5 of 5 people found the following review helpful
I wanted to like it, but...,
This review is from: The Outsider: +DVD (Audio CD)
If you've read anything from the Shadow camp about this album you may already have reservations about the new direction taken for this release. Unfortunately I can't say anything to reassure you, and as a massive DJ Shadow fan I really wish I could! "The Outsider" is Josh Davies' third major studio album. The previous two releases "The Private Press" and 1996's classic "Endtroducing..." plus the rarer early release "Pre-Emptive Strike" set a high standard. Add to that side projects such as the legendary mixtapes "Brainfreeze" and "Product Placement" with Cut Chemist, "Psyence Fiction" as a member of James Lavelle's UNKLE, and Solesides and Quannum Projects and fans have understandably high expectations of any new material.

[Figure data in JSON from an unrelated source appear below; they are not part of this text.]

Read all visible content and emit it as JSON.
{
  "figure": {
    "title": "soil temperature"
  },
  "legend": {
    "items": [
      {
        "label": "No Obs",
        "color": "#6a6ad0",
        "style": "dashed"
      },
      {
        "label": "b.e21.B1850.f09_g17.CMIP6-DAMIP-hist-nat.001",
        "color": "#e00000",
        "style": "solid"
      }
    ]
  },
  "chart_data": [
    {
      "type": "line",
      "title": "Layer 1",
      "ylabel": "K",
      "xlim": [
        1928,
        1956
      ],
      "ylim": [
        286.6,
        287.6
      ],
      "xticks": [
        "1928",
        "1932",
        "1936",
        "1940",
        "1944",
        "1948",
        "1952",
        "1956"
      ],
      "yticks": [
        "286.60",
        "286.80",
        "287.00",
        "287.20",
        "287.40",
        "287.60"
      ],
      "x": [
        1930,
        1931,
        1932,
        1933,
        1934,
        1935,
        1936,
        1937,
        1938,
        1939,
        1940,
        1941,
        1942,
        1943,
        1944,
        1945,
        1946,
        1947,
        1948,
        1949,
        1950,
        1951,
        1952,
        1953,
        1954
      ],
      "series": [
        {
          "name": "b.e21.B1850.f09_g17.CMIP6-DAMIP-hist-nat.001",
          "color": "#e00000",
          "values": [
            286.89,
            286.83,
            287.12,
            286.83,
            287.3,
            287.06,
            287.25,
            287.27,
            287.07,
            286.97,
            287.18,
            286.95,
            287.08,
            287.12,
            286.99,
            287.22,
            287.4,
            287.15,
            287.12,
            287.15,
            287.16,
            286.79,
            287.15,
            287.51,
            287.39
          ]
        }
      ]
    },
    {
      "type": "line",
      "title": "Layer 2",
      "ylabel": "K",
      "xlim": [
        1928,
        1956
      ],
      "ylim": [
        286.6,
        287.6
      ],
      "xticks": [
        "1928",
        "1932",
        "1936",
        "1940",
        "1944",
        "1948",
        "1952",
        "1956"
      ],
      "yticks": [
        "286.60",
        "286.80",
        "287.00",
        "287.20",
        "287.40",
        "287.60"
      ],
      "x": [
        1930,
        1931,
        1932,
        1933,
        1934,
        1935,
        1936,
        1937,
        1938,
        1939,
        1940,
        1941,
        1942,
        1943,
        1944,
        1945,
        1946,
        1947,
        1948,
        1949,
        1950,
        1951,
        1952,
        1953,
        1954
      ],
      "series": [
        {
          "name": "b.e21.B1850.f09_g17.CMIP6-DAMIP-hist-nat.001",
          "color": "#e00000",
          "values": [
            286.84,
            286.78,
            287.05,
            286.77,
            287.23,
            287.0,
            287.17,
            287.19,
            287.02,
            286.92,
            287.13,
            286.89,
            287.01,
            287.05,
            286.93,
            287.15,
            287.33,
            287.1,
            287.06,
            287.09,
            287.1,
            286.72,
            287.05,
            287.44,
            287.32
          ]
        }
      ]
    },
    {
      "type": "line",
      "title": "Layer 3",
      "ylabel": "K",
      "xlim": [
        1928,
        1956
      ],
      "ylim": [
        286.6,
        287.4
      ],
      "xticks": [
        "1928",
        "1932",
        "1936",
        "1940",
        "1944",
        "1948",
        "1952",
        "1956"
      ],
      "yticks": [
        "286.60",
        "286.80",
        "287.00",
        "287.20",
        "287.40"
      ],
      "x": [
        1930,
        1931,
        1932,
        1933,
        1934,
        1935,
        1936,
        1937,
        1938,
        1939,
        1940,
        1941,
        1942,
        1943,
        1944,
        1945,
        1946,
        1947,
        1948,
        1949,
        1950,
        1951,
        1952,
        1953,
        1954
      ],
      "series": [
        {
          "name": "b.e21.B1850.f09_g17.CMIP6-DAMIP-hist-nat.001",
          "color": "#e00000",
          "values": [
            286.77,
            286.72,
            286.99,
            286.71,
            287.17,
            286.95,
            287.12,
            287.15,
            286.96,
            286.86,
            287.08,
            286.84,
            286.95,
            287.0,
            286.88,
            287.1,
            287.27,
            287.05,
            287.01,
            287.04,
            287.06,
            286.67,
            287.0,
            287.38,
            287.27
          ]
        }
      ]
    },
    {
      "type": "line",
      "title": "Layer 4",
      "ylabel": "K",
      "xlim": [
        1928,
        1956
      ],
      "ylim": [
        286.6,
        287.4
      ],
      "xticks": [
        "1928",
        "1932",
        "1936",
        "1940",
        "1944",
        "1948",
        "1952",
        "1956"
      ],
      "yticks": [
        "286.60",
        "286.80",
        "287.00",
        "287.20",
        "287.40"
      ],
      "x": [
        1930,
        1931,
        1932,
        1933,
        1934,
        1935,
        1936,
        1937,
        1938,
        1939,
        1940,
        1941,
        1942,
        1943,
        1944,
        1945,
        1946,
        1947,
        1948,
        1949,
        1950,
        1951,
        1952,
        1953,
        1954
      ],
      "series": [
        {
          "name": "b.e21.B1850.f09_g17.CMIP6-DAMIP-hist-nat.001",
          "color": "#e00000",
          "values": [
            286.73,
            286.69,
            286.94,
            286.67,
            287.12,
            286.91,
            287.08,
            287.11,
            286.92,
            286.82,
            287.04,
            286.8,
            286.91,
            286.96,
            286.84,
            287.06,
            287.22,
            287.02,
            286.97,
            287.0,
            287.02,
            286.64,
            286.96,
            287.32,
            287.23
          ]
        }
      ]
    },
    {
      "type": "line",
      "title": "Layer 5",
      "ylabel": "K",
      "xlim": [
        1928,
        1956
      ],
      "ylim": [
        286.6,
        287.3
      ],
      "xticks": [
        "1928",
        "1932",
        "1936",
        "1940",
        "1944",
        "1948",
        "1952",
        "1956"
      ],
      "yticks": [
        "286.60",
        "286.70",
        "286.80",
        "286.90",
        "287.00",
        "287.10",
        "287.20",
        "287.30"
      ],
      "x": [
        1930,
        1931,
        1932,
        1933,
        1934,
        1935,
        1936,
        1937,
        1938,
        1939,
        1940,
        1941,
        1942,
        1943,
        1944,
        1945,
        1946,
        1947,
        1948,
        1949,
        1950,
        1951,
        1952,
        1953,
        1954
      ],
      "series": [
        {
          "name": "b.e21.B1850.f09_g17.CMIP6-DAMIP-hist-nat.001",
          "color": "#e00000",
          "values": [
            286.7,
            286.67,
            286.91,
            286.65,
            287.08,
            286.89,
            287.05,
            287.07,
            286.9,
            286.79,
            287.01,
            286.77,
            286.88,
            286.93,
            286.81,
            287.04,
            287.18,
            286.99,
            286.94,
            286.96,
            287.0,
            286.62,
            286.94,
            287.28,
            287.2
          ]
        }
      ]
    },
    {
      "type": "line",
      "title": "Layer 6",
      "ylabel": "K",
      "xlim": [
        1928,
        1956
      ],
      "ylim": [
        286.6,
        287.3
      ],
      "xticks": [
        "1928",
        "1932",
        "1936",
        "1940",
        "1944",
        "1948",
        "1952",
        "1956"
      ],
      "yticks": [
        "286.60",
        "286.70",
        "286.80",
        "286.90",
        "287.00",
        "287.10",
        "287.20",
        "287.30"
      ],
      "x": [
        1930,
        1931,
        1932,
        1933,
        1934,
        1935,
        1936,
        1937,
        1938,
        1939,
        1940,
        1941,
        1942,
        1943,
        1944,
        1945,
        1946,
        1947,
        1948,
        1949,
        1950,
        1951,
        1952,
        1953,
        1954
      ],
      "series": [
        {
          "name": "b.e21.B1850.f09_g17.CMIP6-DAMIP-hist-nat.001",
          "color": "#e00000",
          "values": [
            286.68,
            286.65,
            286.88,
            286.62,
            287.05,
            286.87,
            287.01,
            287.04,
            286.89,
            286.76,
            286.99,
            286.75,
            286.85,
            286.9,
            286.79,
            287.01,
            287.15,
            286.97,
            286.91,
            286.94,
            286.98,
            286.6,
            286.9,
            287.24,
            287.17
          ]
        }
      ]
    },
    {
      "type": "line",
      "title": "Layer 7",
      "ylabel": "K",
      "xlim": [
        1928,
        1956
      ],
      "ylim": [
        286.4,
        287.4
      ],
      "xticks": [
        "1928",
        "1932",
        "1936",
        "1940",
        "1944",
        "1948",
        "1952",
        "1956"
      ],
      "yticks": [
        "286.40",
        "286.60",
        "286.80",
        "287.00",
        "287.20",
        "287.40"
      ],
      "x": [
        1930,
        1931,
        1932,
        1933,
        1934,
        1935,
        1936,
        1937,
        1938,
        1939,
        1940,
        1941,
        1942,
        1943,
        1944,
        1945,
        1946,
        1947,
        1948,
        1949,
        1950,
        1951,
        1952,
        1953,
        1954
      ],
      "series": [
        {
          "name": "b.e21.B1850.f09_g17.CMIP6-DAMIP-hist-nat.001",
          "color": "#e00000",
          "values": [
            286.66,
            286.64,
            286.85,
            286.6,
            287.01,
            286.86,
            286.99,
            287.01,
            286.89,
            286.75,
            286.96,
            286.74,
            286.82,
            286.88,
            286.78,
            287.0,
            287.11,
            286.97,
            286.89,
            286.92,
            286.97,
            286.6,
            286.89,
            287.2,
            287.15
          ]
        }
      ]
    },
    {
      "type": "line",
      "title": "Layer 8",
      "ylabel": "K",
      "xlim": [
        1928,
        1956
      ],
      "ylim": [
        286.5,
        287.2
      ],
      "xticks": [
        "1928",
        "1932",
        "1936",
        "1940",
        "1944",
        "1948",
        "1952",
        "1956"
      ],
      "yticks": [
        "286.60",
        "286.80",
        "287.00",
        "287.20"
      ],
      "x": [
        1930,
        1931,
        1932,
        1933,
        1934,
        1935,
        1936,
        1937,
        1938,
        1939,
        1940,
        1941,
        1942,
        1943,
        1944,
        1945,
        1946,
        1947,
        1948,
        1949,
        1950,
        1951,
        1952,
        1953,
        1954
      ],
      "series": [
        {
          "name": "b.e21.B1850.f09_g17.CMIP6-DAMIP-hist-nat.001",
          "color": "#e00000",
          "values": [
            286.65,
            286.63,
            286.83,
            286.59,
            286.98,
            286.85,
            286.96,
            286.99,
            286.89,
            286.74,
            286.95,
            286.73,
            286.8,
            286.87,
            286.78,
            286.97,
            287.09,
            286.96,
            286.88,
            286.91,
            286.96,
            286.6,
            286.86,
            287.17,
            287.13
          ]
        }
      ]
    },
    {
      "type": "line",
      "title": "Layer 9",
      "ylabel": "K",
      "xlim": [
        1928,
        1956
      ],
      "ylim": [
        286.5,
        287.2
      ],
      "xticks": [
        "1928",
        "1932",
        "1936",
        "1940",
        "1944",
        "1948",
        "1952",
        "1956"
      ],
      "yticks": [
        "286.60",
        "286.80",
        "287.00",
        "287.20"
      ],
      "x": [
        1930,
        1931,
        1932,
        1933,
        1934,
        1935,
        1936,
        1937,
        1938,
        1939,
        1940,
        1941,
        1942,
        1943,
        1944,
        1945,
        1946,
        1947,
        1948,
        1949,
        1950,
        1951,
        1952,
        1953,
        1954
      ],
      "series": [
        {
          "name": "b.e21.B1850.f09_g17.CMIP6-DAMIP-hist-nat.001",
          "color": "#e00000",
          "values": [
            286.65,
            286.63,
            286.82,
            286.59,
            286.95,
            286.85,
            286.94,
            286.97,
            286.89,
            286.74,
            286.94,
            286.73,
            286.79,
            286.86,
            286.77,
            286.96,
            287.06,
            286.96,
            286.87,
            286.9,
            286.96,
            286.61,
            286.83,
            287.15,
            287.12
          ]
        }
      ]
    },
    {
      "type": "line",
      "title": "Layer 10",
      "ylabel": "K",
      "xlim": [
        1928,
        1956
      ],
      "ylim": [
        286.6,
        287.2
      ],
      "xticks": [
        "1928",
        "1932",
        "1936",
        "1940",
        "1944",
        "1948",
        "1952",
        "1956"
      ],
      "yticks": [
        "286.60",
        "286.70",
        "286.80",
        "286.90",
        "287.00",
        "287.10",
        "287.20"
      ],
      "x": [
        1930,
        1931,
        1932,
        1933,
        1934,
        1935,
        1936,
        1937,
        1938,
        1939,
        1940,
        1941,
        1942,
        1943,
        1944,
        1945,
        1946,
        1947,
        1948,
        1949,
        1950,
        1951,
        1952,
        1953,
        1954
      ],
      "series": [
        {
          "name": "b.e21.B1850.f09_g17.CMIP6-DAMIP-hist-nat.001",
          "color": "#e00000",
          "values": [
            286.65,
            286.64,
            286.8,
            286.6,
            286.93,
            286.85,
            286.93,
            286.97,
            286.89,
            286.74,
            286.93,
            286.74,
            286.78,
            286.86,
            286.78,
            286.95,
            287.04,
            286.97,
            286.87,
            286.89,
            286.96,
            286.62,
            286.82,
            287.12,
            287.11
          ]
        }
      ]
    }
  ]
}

"The Outsider" is a far more diverse collection of styles than the previous albums and includes many contributions from rappers and vocalists as well as live instrumentation, all of which differs greatly from the sample based instrumental work that Shadow is known for. The trouble is that I've heard most of these styles done better elsewhere and this incoherent collection makes Shadow seem like an impressionist mimicking his influences rather than taking inspiration to create anything new or exciting from them. Now don't get me wrong, change is a good thing and I don't think an artist should try to relive past glories for the rest of their career, but I would have expected better than this from someone with DJ Shadows back catalogue. Not that "The Outsider" is a bad album, it's just a bit of a strange one. Shadow jumps through an array of styles encompassing funky soul, psyche, hip hop, rock, Morricone sounding instrumentals, Thom Yorke / Primal Scream (circa Evil Heat) style indie and hyphy - the grimey hip hop sound from the Bay Area which Shadow is vocally championing. Unfortunately these hyphy tracks are my main concern with "The Outsider". At times sounding like weak derivatives of Missy Elliot and (eek) even Eminem these tracks left me wondering what Davies, not only as a producer but as a prolific collector and music fan, was thinking. Much of the rapping is tediously uninspired and in the case of "Keep em close" just painful. "3 Freaks" and "Backstage Girl" cause me further problems as they demonstrate the cliched hip hop misogyny that had been happily absent in Shadow's previous work.
I can't help but feel that this is an album by an artist less concerned with making great music but more interested in achieving broader commercial success. There are good (but not great) tracks on this album, which are also stylistic departures, "This time (I'm gonna try it my way)" and "What have I done" are highlights. With such a wide spectrum of sounds it feels like Shadow is casting his net too wide by trying to be "all things to all men". As a result "The Outsider" makes difficult listening and I predict that anyone will do so with one finger on the skip button.
If you are a DJ Shadow fan you'll buy this anyway, just don't expect too much and you probably won't be disappointed. If you're new to Shadow start elsewhere.